World (AP)

A massive tech outage is causing worldwide disruptions. Here’s what we know

A massive tech outage is causing worldwide disruptions. Here’s what we know

NEW YORK (AP) — Much of the world faced online disarray Friday as a widespread technology outage affected companies and services across industries — grounding flights, knocking banks and hospital systems offline and media outlets off air.

At the heart of the massive disruption is CrowdStrike, a cybersecurity firm that provides software to scores of companies worldwide. The company says the problem occurred when it deployed a faulty update to computers running Microsoft Windows, and that the issue behind the outage was not a security incident or cyberattack.

CrowdStrike has said a fix is on the way. Still, disarray continued hours after the problem was first detected.

Here’s what you need to know.

How did Friday’s global outage happen?

Friday’s chaos began with a faulty update was pushed out from CrowdStrike. In a Friday post on social media platform X, President and CEO George Kurtz cited a “defect found in a single content update for Windows hosts” — noting that Mac and Linux hosts were not impacted.

But, because scores of companies rely on CrowdStrike for their security needs with Windows as their operating system, the consequences of this kind of technical problem are far-reaching.

Long lines formed at airports in the U.S., Europe and Asia as airlines lost access to check-in and booking services during peak summer travel. Banks in South Africa and New Zealand reported outages impacting payments and online services. And hospitals had problems with their appointment systems, while officials in some U.S. states warned of 911 problems in their areas.

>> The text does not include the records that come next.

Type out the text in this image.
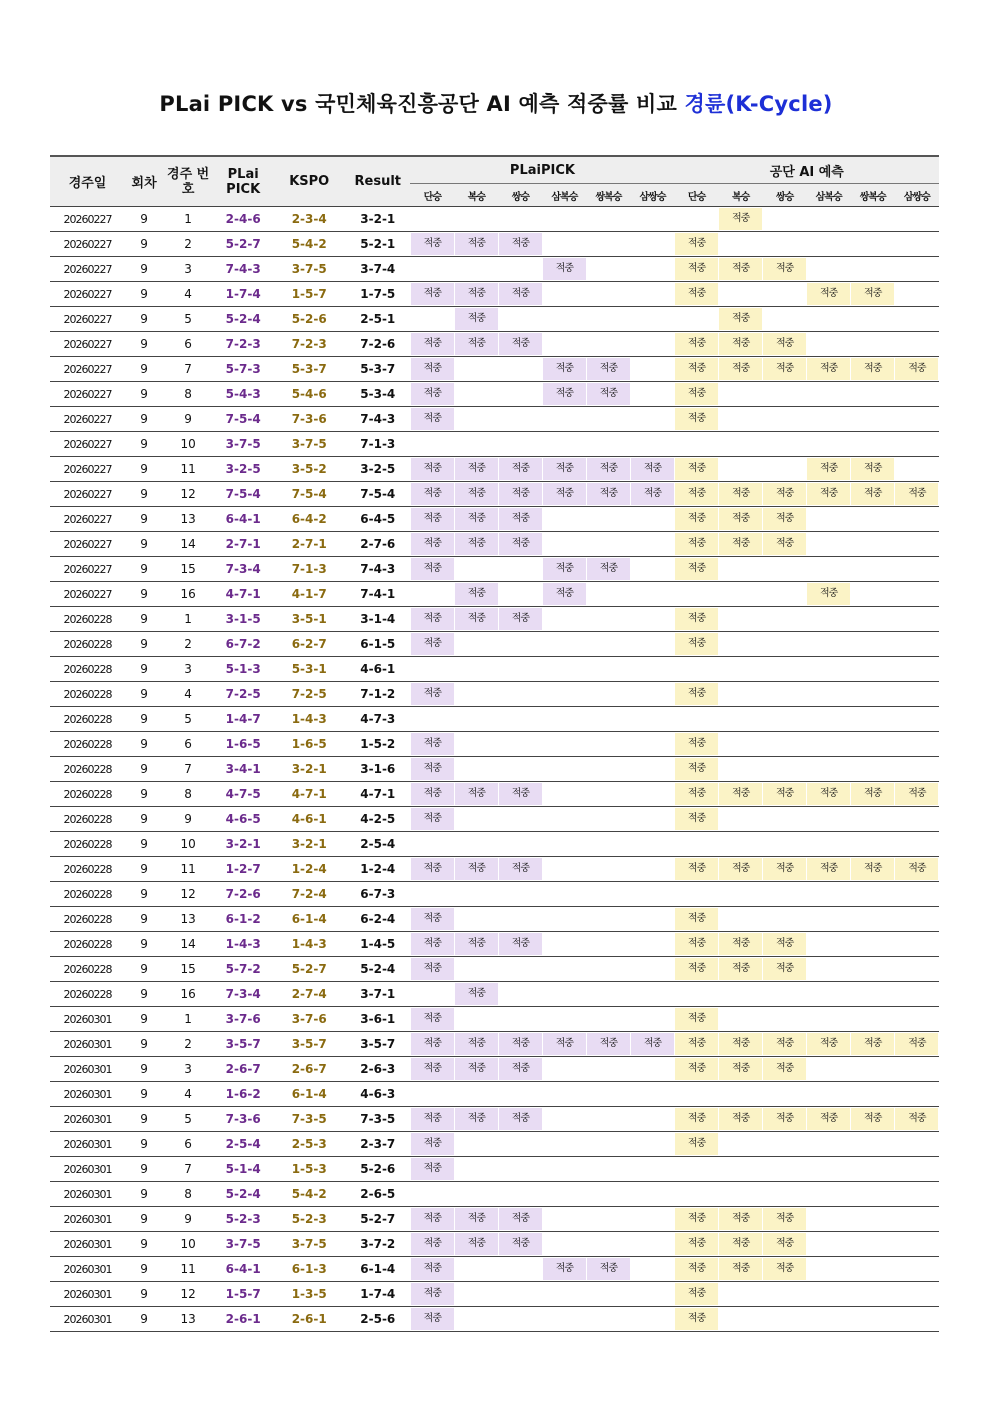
PLai PICK vs 국민체육진흥공단 AI 예측 적중률 비교 경륜(K-Cycle)
경주일	회차	경주 번호	PLai PICK	KSPO	Result	PLaiPICK						공단 AI 예측					
						단승	복승	쌍승	삼복승	쌍복승	삼쌍승	단승	복승	쌍승	삼복승	쌍복승	삼쌍승
20260227	9	1	2-4-6	2-3-4	3-2-1								적중				
20260227	9	2	5-2-7	5-4-2	5-2-1	적중	적중	적중				적중					
20260227	9	3	7-4-3	3-7-5	3-7-4				적중			적중	적중	적중			
20260227	9	4	1-7-4	1-5-7	1-7-5	적중	적중	적중				적중			적중	적중	
20260227	9	5	5-2-4	5-2-6	2-5-1		적중						적중				
20260227	9	6	7-2-3	7-2-3	7-2-6	적중	적중	적중				적중	적중	적중			
20260227	9	7	5-7-3	5-3-7	5-3-7	적중			적중	적중		적중	적중	적중	적중	적중	적중
20260227	9	8	5-4-3	5-4-6	5-3-4	적중			적중	적중		적중					
20260227	9	9	7-5-4	7-3-6	7-4-3	적중						적중					
20260227	9	10	3-7-5	3-7-5	7-1-3												
20260227	9	11	3-2-5	3-5-2	3-2-5	적중	적중	적중	적중	적중	적중	적중			적중	적중	
20260227	9	12	7-5-4	7-5-4	7-5-4	적중	적중	적중	적중	적중	적중	적중	적중	적중	적중	적중	적중
20260227	9	13	6-4-1	6-4-2	6-4-5	적중	적중	적중				적중	적중	적중			
20260227	9	14	2-7-1	2-7-1	2-7-6	적중	적중	적중				적중	적중	적중			
20260227	9	15	7-3-4	7-1-3	7-4-3	적중			적중	적중		적중					
20260227	9	16	4-7-1	4-1-7	7-4-1		적중		적중						적중		
20260228	9	1	3-1-5	3-5-1	3-1-4	적중	적중	적중				적중					
20260228	9	2	6-7-2	6-2-7	6-1-5	적중						적중					
20260228	9	3	5-1-3	5-3-1	4-6-1												
20260228	9	4	7-2-5	7-2-5	7-1-2	적중						적중					
20260228	9	5	1-4-7	1-4-3	4-7-3												
20260228	9	6	1-6-5	1-6-5	1-5-2	적중						적중					
20260228	9	7	3-4-1	3-2-1	3-1-6	적중						적중					
20260228	9	8	4-7-5	4-7-1	4-7-1	적중	적중	적중				적중	적중	적중	적중	적중	적중
20260228	9	9	4-6-5	4-6-1	4-2-5	적중						적중					
20260228	9	10	3-2-1	3-2-1	2-5-4												
20260228	9	11	1-2-7	1-2-4	1-2-4	적중	적중	적중				적중	적중	적중	적중	적중	적중
20260228	9	12	7-2-6	7-2-4	6-7-3												
20260228	9	13	6-1-2	6-1-4	6-2-4	적중						적중					
20260228	9	14	1-4-3	1-4-3	1-4-5	적중	적중	적중				적중	적중	적중			
20260228	9	15	5-7-2	5-2-7	5-2-4	적중						적중	적중	적중			
20260228	9	16	7-3-4	2-7-4	3-7-1		적중										
20260301	9	1	3-7-6	3-7-6	3-6-1	적중						적중					
20260301	9	2	3-5-7	3-5-7	3-5-7	적중	적중	적중	적중	적중	적중	적중	적중	적중	적중	적중	적중
20260301	9	3	2-6-7	2-6-7	2-6-3	적중	적중	적중				적중	적중	적중			
20260301	9	4	1-6-2	6-1-4	4-6-3												
20260301	9	5	7-3-6	7-3-5	7-3-5	적중	적중	적중				적중	적중	적중	적중	적중	적중
20260301	9	6	2-5-4	2-5-3	2-3-7	적중						적중					
20260301	9	7	5-1-4	1-5-3	5-2-6	적중											
20260301	9	8	5-2-4	5-4-2	2-6-5												
20260301	9	9	5-2-3	5-2-3	5-2-7	적중	적중	적중				적중	적중	적중			
20260301	9	10	3-7-5	3-7-5	3-7-2	적중	적중	적중				적중	적중	적중			
20260301	9	11	6-4-1	6-1-3	6-1-4	적중			적중	적중		적중	적중	적중			
20260301	9	12	1-5-7	1-3-5	1-7-4	적중						적중					
20260301	9	13	2-6-1	2-6-1	2-5-6	적중						적중					
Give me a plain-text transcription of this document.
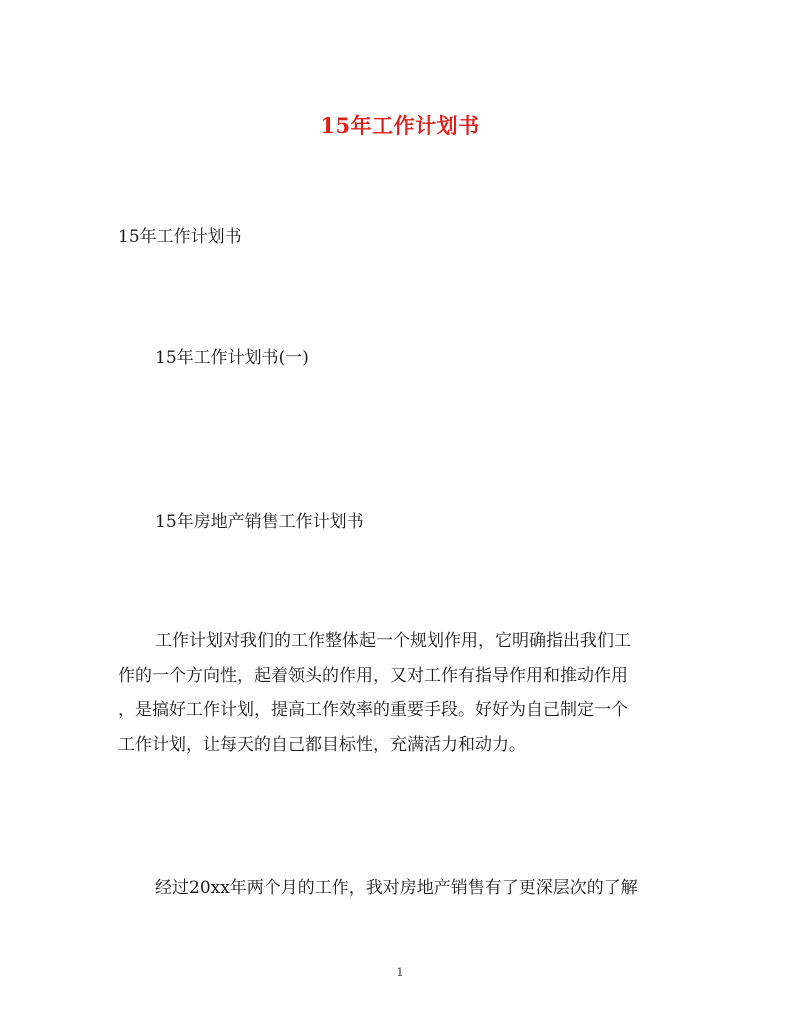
15年工作计划书
15年工作计划书
15年工作计划书(一)
15年房地产销售工作计划书
工作计划对我们的工作整体起一个规划作用，它明确指出我们工
作的一个方向性，起着领头的作用，又对工作有指导作用和推动作用
，是搞好工作计划，提高工作效率的重要手段。好好为自己制定一个
工作计划，让每天的自己都目标性，充满活力和动力。
经过20xx年两个月的工作，我对房地产销售有了更深层次的了解
1
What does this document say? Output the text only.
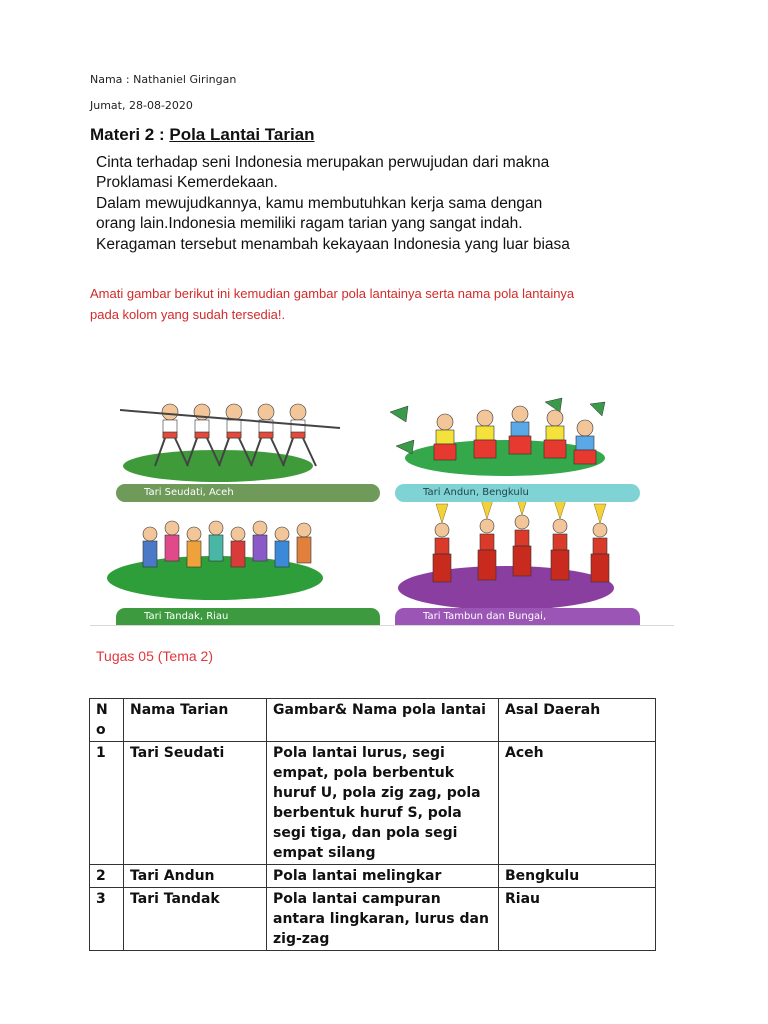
Nama : Nathaniel Giringan
Jumat, 28-08-2020
Materi 2 : Pola Lantai Tarian
Cinta terhadap seni Indonesia merupakan perwujudan dari makna
Proklamasi Kemerdekaan.
Dalam mewujudkannya, kamu membutuhkan kerja sama dengan
orang lain.Indonesia memiliki ragam tarian yang sangat indah.
Keragaman tersebut menambah kekayaan Indonesia yang luar biasa
Amati gambar berikut ini kemudian gambar pola lantainya serta nama pola lantainya
pada kolom yang sudah tersedia!.
Tari Seudati, Aceh	Tari Andun, Bengkulu
Tari Tandak, Riau	Tari Tambun dan Bungai,
Tugas 05 (Tema 2)
No	Nama Tarian	Gambar& Nama pola lantai	Asal Daerah
1	Tari Seudati	Pola lantai lurus, segi empat, pola berbentuk huruf U, pola zig zag, pola berbentuk huruf S, pola segi tiga, dan pola segi empat silang	Aceh
2	Tari Andun	Pola lantai melingkar	Bengkulu
3	Tari Tandak	Pola lantai campuran antara lingkaran, lurus dan zig-zag	Riau
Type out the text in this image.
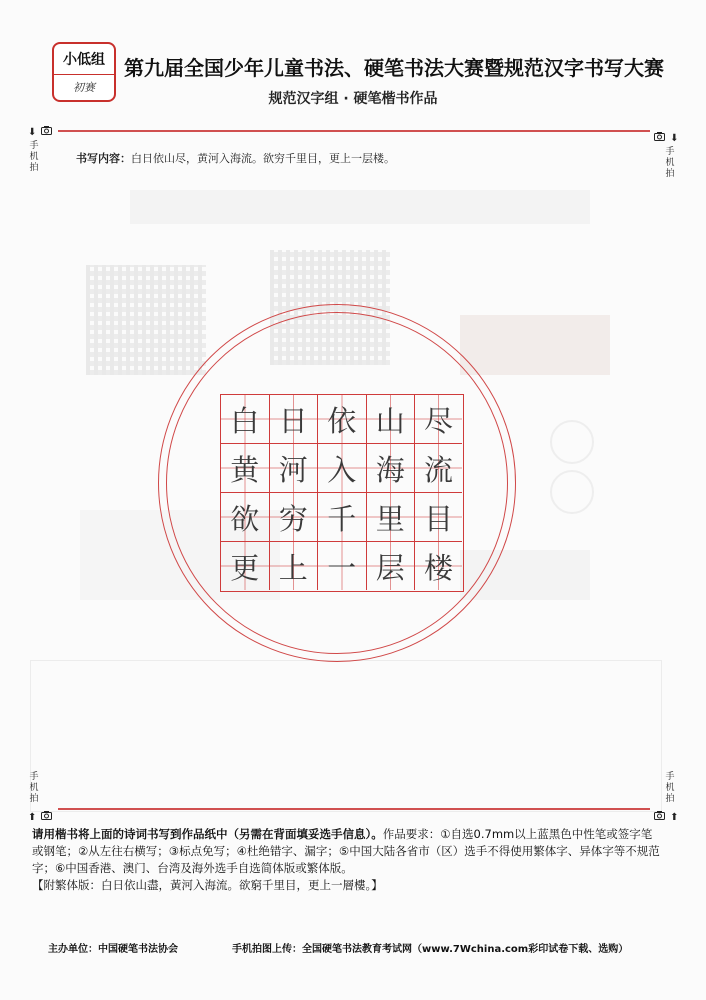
小低组
初赛
第九届全国少年儿童书法、硬笔书法大赛暨规范汉字书写大赛
规范汉字组 · 硬笔楷书作品
⬇
手
机
拍
⬇
手
机
拍
书写内容：白日依山尽，黄河入海流。欲穷千里目，更上一层楼。
白 日 依 山 尽
黄 河 入 海 流
欲 穷 千 里 目
更 上 一 层 楼
手
机
拍
⬆
手
机
拍
⬆
请用楷书将上面的诗词书写到作品纸中（另需在背面填妥选手信息）。作品要求：①自选0.7mm以上蓝黑色中性笔或签字笔或钢笔；②从左往右横写；③标点免写；④杜绝错字、漏字；⑤中国大陆各省市（区）选手不得使用繁体字、异体字等不规范字；⑥中国香港、澳门、台湾及海外选手自选简体版或繁体版。
【附繁体版：白日依山盡，黃河入海流。欲窮千里目，更上一層樓。】
主办单位：中国硬笔书法协会	手机拍图上传：全国硬笔书法教育考试网（www.7Wchina.com彩印试卷下载、选购）
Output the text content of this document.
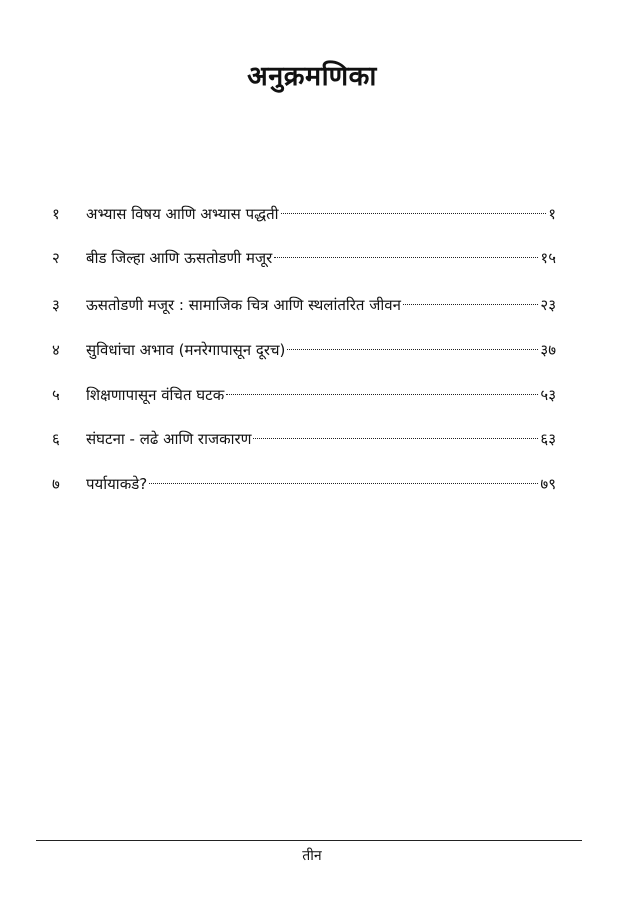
अनुक्रमणिका
१	अभ्यास विषय आणि अभ्यास पद्धती	१
२	बीड जिल्हा आणि ऊसतोडणी मजूर	१५
३	ऊसतोडणी मजूर : सामाजिक चित्र आणि स्थलांतरित जीवन	२३
४	सुविधांचा अभाव (मनरेगापासून दूरच)	३७
५	शिक्षणापासून वंचित घटक	५३
६	संघटना - लढे आणि राजकारण	६३
७	पर्यायाकडे?	७९
तीन
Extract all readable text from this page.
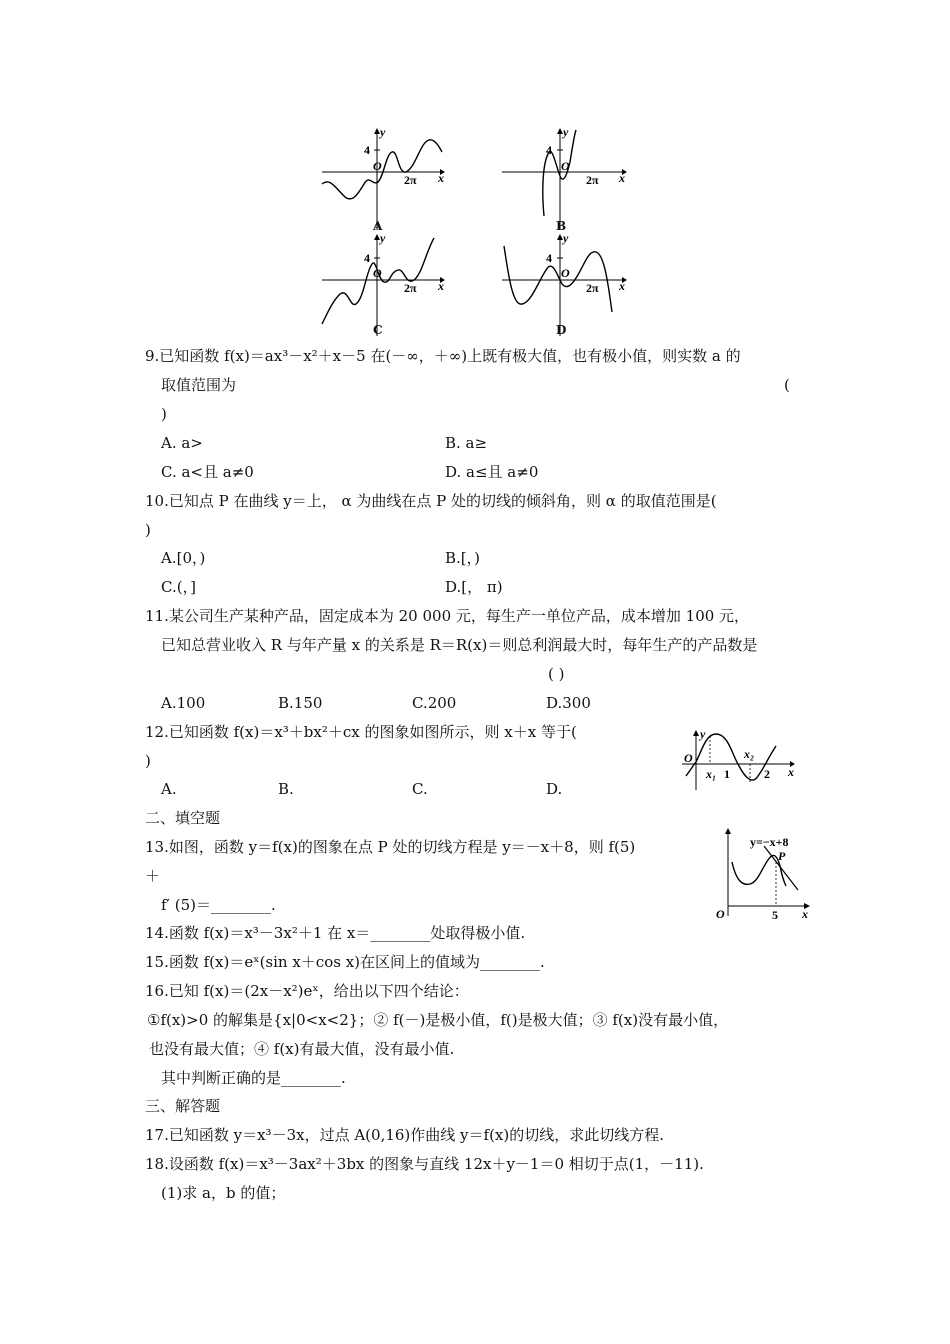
y
4
O
2π x
A
y
4
O
2π x
B
y
4
O
2π x
C
y
4
O
2π x
D
9.已知函数 f(x)＝ax³－x²＋x－5 在(－∞，＋∞)上既有极大值，也有极小值，则实数 a 的
取值范围为	(
)
A. a>	B. a≥
C. a<且 a≠0	D. a≤且 a≠0
10.已知点 P 在曲线 y＝上， α 为曲线在点 P 处的切线的倾斜角，则 α 的取值范围是(
)
A.[0，)	B.[，)
C.(，]	D.[， π)
11.某公司生产某种产品，固定成本为 20 000 元，每生产一单位产品，成本增加 100 元，
已知总营业收入 R 与年产量 x 的关系是 R＝R(x)＝则总利润最大时，每年生产的产品数是
( )
A.100	B.150	C.200	D.300
12.已知函数 f(x)＝x³＋bx²＋cx 的图象如图所示，则 x＋x 等于(
)
A.	B.	C.	D.
y
O
x₁ 1
x₂
2 x
二、填空题
13.如图，函数 y＝f(x)的图象在点 P 处的切线方程是 y＝－x＋8，则 f(5)
＋
f′ (5)＝________.
y=−x+8
P
O	5 x
14.函数 f(x)＝x³－3x²＋1 在 x＝________处取得极小值.
15.函数 f(x)＝eˣ(sin x＋cos x)在区间上的值域为________.
16.已知 f(x)＝(2x－x²)eˣ，给出以下四个结论：
①f(x)>0 的解集是{x|0<x<2}；② f(－)是极小值，f()是极大值；③ f(x)没有最小值，
也没有最大值；④ f(x)有最大值，没有最小值.
其中判断正确的是________.
三、解答题
17.已知函数 y＝x³－3x，过点 A(0,16)作曲线 y＝f(x)的切线，求此切线方程.
18.设函数 f(x)＝x³－3ax²＋3bx 的图象与直线 12x＋y－1＝0 相切于点(1，－11).
(1)求 a，b 的值；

DownDectector, which tracks user-reported disruptions to internet services, recorded that airlines, payment platforms and online shopping websites across the world were affected — although the disruption appeared piecemeal and was apparently related to whether the companies used Microsoft cloud-based services.

Still, experts stress that Friday’s disruptions underscore the vulnerability of worldwide dependence on software that comes from only a handful of providers.

“This is a very, very uncomfortable illustration of the fragility of the world’s core internet infrastructure,” said Ciaran Martin, a professor at Oxford University’s Blavatnik School of Government and former Head of Britain’s National Cyber Security Centre.

What is CrowdStrike?

CrowdStrike is a U.S. cybersecurity company that provides software to companies around the world and across industries. It bills itself as being the globe’s most advanced cloud-based security technology provider.

“We stop breaches,” the cybersecurity firm writes on its website.

According to the company’s website, CrowdStrike was founded in 2011 and launched in early 2012. CrowdStrike listed on the Nasdaq exchange five years ago. Last month, the Austin, Texas company reported that its revenue rose 33% in the last quarter from the same quarter a year earlier — logging a net profit of $42.8 million, up from $491,000 in the first quarter of last year.

CrowdStrike has a partnership with Amazon Web Services and its “Falcon for Defender” security technology is designed to supplement Microsoft Defender to prevent attacks.

Is there a fix?

Disruptions on Friday have continued hours after CrowdStrike first identified the issue. But both the company and Microsoft say that they’re working to get systems back online.

In an emailed statement, Crowdstrike said that it was “actively working with customers impacted by a defect found in a single content update for Windows hosts” — adding that a fix “had been deployed” for the identified issue.

Microsoft 365 posted on social media platform X that the company was “working on rerouting the impacted traffic to alternate systems to alleviate impact” and that they were “observing a positive trend in service availability.”

Spokesperson Frank X. Shaw added in an emailed statement that the company was “actively supporting customers to assist in their recovery.” Both CrowdStrike and Microsoft are also appearing to engage IT personnel on official online channels, such as Reddit.